4. A nurse is administering enoxaparin to a patient with chronic kidney disease (CrCl = 25 mL/min). Which monitoring parameter is MOST important?
A. aPTT (activated partial thromboplastin time)
B. Prothrombin time / INR
C. Anti-Xa level
D. Platelet count only
Correct Answer: C. Anti-Xa level is the appropriate monitoring parameter for LMWH (enoxaparin) in patients with renal impairment (CrCl <30 mL/min), extremes of weight, or pregnancy. LMWH is primarily renally cleared and accumulates in renal impairment, increasing bleeding risk. aPTT (A) is used to monitor unfractionated heparin infusions; INR (B) monitors warfarin therapy. Dose reduction or switch to unfractionated heparin is often required when CrCl <30 mL/min.
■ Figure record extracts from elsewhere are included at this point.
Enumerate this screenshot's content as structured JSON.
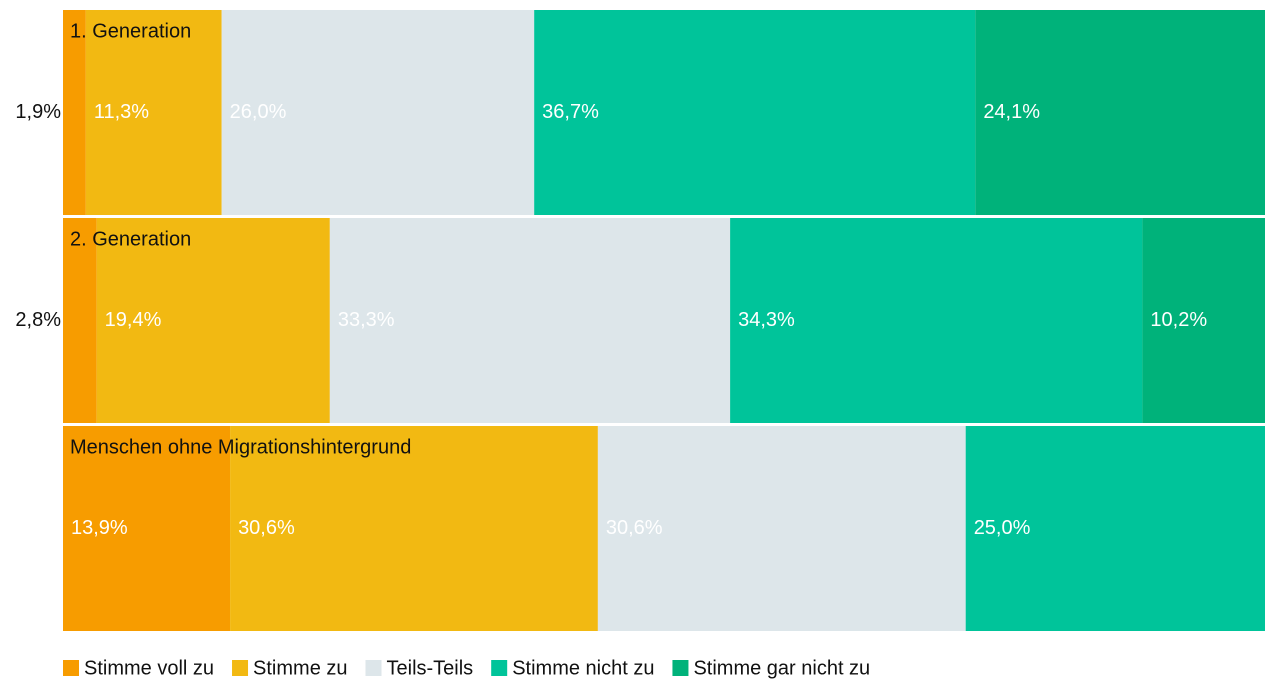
{
  "chart_data": {
    "type": "stacked_bar_horizontal",
    "categories": [
      "1. Generation",
      "2. Generation",
      "Menschen ohne Migrationshintergrund"
    ],
    "xlim": [
      0,
      100
    ],
    "legend": "bottom",
    "series": [
      {
        "name": "Stimme voll zu",
        "color": "#f79c00",
        "values": [
          1.9,
          2.8,
          13.9
        ],
        "value_labels": [
          "1,9%",
          "2,8%",
          "13,9%"
        ]
      },
      {
        "name": "Stimme zu",
        "color": "#f2b912",
        "values": [
          11.3,
          19.4,
          30.6
        ],
        "value_labels": [
          "11,3%",
          "19,4%",
          "30,6%"
        ]
      },
      {
        "name": "Teils-Teils",
        "color": "#dde6ea",
        "values": [
          26.0,
          33.3,
          30.6
        ],
        "value_labels": [
          "26,0%",
          "33,3%",
          "30,6%"
        ]
      },
      {
        "name": "Stimme nicht zu",
        "color": "#00c49a",
        "values": [
          36.7,
          34.3,
          25.0
        ],
        "value_labels": [
          "36,7%",
          "34,3%",
          "25,0%"
        ]
      },
      {
        "name": "Stimme gar nicht zu",
        "color": "#00b27a",
        "values": [
          24.1,
          10.2,
          null
        ],
        "value_labels": [
          "24,1%",
          "10,2%",
          null
        ]
      }
    ]
  }
}
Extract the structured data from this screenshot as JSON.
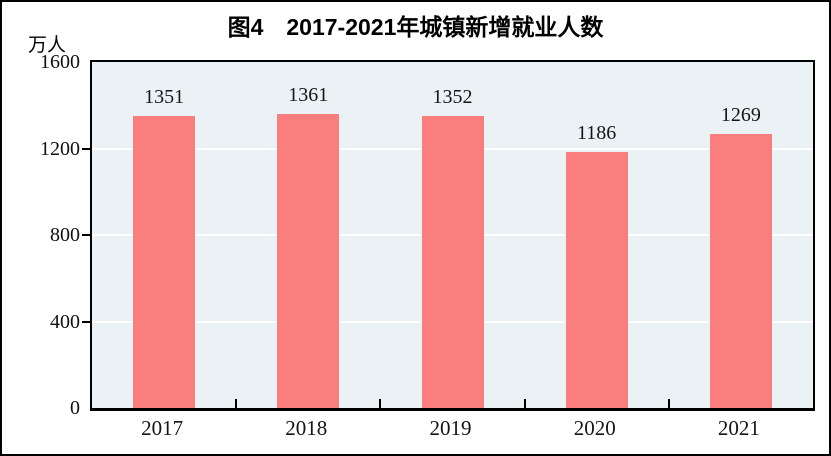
{
  "figure": {
    "title": "图4　2017-2021年城镇新增就业人数",
    "y_unit_label": "万人"
  },
  "chart_data": {
    "type": "bar",
    "title": "图4　2017-2021年城镇新增就业人数",
    "ylabel": "万人",
    "xlabel": "",
    "categories": [
      "2017",
      "2018",
      "2019",
      "2020",
      "2021"
    ],
    "values": [
      1351,
      1361,
      1352,
      1186,
      1269
    ],
    "ylim": [
      0,
      1600
    ],
    "yticks": [
      0,
      400,
      800,
      1200,
      1600
    ],
    "gridlines": [
      400,
      800,
      1200
    ],
    "grid": true,
    "legend": "none",
    "data_labels": true,
    "colors": {
      "bar": "#FA7E7E",
      "plot_background": "#EAF2F6",
      "gridline": "#FFFFFF",
      "axis": "#000000",
      "text": "#151515"
    }
  }
}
5. A Muslim patient with type 2 diabetes is planning to fast during Ramadan. They currently take glibenclamide (a sulphonylurea) twice daily. What is the nurse's BEST response?
A. Advise the patient to take both doses at Iftar to maintain control
B. Instruct the patient to stop glibenclamide completely during Ramadan
C. Inform the patient that sulphonylureas carry high hypoglycaemia risk during fasting and refer to the diabetes team for medication review before Ramadan
D. Ramadan has no effect on diabetes medications — no change needed
Correct Answer: C. Sulphonylureas (glibenclamide, glipizide) stimulate insulin secretion regardless of food intake, creating high hypoglycaemia risk during fasting periods. The nurse should not independently change or stop medications but must refer promptly to the diabetes multidisciplinary team for a Ramadan-specific medication review. Options to consider include switching to a safer agent (e.g., DPP-4 inhibitor, SGLT-2 inhibitor) or dose adjustment. This referral is best made weeks before Ramadan begins.